New measures aim to combat challenge of assessing performance; investible products may not be far behind.
In the ultimate seal of approval in the asset management world, liquid alternative investments are getting their own benchmarks, which means some kind of investible product can't be far behind.
Wilshire Associates Inc. rolled out two liquid alt indexes last week, and company representatives confirmed that considerations are already under way for an investible version of at least one of the new benchmarks.
Also on board the fast-moving liquid alts bandwagon is the nine-month-old Liquid Alternative Investments Co., which also has indexes for the registered alternative products and visions of licensing agreements.
“Licensing may very well come at some point down the road,” said company founder Ezra Zask. “Clearly, we now have enough liquid alts out there that indexes are critical.”
For investors and financial advisers, benchmarking registered investment products that focus on alternative strategies helps keep things in perspective, according to Jason Schwartz, president of Wilshire Funds Management.
“Certainly there is demand and a growing supply of liquid alternatives, but one of the challenges is what is the appropriate way to assess performance,” he said. “When we looked at the types of benchmarks being used, we found them to be all over the map, and that tells us there's a challenge here in terms of assessing performance.”
According to Wilshire's research, 20% of multialternative-strategy mutual funds are using cash as a performance benchmark, while some funds in the category are using long-only benchmarks like the S&P 500 Index. And still other funds are pegging their performance to popular hedge fund indexes, such as the Hedge Fund Research Inc.
“I think it's going to be fantastic, because I'm tired of being compared to the S&P or the HFRI,” said Bradley Alford, chief investment officer of Alpha Capital Management, which manages two multialternative funds of mutual funds, Alpha Defensive Alternatives (ACDEX) and Alpha Opportunistic Alternatives (ACOPX).
“I don't think there's anything negative about the liquid alternative indexes,” he added. “It continues to show that liquid alts are here to stay, and not just a flash in the pan.”
Through July, the liquid alternative mutual fund category, including nontraditional bond funds, has grown to 547 distinct funds with more than $310 billion under management, according to Morningstar Inc.
There have been 54 funds launched in the category this year, compared with 91 for all of last year, and 75 for all of 2012.
Category assets are up from $268 billion at the end of last year and have more than doubled since the end of 2011, when there were 287 liquid alt funds.
While it still remains to be seen, one potential negative of the liquid alt indexes could be bad performance in aggregate, fully illustrated for the whole world to see.
“The idea of an index does give these liquid alternatives more credibility, but I'm concerned that once people can see the performance of these funds they won't be that interested anymore,” said Jeason Dubrovay, managing partner at Blackcomb Global Advisors LLC.
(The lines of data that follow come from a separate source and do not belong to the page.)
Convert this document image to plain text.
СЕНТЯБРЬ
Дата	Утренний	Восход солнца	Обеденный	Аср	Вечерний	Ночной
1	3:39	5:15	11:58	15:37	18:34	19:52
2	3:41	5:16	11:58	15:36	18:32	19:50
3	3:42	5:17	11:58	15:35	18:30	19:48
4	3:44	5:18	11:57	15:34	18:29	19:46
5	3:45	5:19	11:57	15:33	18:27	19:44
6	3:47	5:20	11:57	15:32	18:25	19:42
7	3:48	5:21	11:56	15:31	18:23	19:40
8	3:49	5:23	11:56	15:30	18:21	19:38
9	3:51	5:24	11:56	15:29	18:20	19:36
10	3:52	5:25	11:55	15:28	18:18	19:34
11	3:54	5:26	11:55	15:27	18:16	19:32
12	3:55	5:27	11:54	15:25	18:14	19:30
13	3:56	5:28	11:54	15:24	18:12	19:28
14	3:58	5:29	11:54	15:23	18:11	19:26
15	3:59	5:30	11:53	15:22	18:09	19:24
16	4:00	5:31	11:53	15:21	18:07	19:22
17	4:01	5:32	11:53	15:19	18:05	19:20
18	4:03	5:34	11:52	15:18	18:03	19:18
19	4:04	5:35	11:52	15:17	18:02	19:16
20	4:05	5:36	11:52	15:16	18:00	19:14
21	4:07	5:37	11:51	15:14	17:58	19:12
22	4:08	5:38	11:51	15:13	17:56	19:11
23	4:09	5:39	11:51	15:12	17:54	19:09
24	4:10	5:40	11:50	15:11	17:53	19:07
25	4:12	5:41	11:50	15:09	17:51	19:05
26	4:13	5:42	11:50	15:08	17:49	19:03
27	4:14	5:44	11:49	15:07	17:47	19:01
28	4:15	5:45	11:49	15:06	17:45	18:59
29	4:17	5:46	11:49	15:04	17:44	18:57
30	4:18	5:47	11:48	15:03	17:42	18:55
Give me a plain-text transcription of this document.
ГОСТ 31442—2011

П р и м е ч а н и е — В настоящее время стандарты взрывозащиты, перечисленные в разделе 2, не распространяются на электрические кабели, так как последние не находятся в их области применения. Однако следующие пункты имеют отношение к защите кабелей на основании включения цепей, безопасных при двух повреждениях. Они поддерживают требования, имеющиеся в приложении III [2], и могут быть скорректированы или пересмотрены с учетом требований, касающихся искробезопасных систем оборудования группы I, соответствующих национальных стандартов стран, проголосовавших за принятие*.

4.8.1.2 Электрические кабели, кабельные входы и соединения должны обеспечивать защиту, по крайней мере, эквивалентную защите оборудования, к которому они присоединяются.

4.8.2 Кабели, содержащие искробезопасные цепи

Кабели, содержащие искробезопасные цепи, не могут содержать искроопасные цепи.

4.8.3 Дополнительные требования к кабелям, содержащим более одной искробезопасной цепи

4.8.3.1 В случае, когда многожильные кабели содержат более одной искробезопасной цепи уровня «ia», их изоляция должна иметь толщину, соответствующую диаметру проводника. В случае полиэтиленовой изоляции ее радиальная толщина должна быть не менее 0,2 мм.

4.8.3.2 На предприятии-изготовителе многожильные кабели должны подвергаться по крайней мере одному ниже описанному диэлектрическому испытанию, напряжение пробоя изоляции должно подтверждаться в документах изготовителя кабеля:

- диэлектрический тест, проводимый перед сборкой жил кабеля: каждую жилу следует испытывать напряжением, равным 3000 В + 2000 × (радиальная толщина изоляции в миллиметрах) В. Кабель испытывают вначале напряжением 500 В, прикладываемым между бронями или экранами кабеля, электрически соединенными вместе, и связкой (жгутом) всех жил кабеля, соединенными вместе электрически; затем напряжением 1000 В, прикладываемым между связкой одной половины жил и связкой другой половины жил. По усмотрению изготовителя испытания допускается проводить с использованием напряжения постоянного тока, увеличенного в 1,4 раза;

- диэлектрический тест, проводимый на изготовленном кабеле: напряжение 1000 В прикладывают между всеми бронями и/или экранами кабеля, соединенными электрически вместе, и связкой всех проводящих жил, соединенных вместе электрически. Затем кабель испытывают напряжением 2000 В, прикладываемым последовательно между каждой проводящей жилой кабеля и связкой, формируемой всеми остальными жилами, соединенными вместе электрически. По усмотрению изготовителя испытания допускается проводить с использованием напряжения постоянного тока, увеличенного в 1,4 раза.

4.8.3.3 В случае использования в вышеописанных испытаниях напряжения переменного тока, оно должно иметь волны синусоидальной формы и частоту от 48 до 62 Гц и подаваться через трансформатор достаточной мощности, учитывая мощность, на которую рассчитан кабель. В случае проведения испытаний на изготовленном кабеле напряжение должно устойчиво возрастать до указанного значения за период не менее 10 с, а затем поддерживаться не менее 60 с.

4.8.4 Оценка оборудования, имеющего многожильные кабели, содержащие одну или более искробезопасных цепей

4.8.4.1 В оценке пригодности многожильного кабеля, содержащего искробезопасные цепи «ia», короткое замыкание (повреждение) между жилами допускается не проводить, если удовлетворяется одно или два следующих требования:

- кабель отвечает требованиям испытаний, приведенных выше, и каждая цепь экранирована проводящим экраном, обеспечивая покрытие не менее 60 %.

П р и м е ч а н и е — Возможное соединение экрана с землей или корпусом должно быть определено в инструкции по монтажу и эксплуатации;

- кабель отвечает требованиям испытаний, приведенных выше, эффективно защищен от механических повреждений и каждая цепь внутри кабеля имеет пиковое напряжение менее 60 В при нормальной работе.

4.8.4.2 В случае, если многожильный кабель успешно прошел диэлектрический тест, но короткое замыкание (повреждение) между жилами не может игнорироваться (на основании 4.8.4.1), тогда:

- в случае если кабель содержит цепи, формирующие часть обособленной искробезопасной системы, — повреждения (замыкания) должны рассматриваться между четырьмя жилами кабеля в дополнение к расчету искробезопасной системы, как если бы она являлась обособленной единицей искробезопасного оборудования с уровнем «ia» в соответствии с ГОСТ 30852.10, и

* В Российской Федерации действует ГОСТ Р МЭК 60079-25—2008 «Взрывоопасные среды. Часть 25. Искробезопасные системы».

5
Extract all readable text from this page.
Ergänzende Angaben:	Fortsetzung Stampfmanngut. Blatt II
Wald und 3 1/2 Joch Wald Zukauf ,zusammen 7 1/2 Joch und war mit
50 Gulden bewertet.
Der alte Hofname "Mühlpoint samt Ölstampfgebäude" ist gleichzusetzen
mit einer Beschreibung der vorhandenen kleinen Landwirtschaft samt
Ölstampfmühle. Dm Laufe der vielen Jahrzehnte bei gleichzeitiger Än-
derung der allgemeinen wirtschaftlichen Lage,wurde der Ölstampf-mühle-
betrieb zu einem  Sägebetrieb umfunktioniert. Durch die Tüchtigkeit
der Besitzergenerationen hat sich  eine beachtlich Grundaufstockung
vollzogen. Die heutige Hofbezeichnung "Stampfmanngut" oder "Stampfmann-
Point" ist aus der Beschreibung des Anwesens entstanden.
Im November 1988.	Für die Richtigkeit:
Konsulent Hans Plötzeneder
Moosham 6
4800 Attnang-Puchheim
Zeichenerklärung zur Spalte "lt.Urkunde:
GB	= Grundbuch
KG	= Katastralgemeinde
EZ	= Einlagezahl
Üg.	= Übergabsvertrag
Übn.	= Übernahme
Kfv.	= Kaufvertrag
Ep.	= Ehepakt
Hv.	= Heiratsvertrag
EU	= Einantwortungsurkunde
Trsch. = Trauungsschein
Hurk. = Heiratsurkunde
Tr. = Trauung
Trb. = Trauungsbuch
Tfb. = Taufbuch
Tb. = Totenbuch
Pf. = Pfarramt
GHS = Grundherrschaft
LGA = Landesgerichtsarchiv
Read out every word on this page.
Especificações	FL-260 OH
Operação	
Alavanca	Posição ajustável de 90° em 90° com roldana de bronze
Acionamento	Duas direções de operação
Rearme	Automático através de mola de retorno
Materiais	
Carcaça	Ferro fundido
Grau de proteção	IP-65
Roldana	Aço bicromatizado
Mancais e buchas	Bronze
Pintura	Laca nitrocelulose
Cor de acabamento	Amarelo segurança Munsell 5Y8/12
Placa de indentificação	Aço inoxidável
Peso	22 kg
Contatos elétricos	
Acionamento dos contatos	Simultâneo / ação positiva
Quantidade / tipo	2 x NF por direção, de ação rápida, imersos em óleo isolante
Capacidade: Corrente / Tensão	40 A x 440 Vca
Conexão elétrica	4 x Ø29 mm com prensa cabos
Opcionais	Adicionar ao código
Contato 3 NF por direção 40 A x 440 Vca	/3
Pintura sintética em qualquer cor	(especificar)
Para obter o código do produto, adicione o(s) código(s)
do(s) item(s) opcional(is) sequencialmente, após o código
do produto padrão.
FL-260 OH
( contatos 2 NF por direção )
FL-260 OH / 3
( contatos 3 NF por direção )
“It will take some time, but I think you're going to see exactly what liquid alts are, which is high beta,” he said. “I think it's like mutual fund market timing; it will happen over a period of three or five years and people will realize they're not getting what they think they're getting.”
Mr. Dubrovay's main issue with liquid alternative strategies is that they are often marketed as pure alternatives without the caveat that they are saddled with regulations and limitations that position them well short of pure alternatives.
For example, a private or limited partnership like a hedge fund has the ability to invest in exotic and illiquid strategies that are not allowed inside registered mutual funds, “and that's where a lot of the performance comes from,” he explained.
“Also, mutual fund managers are dealing with less patient investors who may flee on a daily basis, and they can because of the liquidity of a mutual fund,” Mr. Dubrovay added.
For now, index proponents are less concerned about how liquid alts stack up against hedge funds or long-only strategies than they are concerned about giving liquid alts an index to call their own.
“Alternative investments are inherently designed to behave differently than traditional asset classes, so comparing them to well-established, long-only indices is counterintuitive,” said Mr. Schwartz. “We wanted to create a more meaningful, relevant comparison.”
In terms of capturing any of the liquid alt indexes inside something investible like an exchange-traded fund, that could be tricky, according to Todd Rosenbluth, senior fund analyst at S&P Capital IQ.
“That would involve taking something that is typically an active strategy and adding a passive override,” he said. “And these kinds of mutual funds tend to be expensive, which might not appeal to a lot of ETF investors.”
He cited one example of an alternative-strategy ETF already on the market but not pegged to a liquid alt index, the PowerShares Multi-Strategy Alt ETF (LALT), which has a 1% expense ratio and has attracted $22 million since its May 29 launch.
“It may be cheaper than a mutual fund that is a fund of these alternative strategies, but it's still expensive for an ETF,” Mr. Rosenbluth added.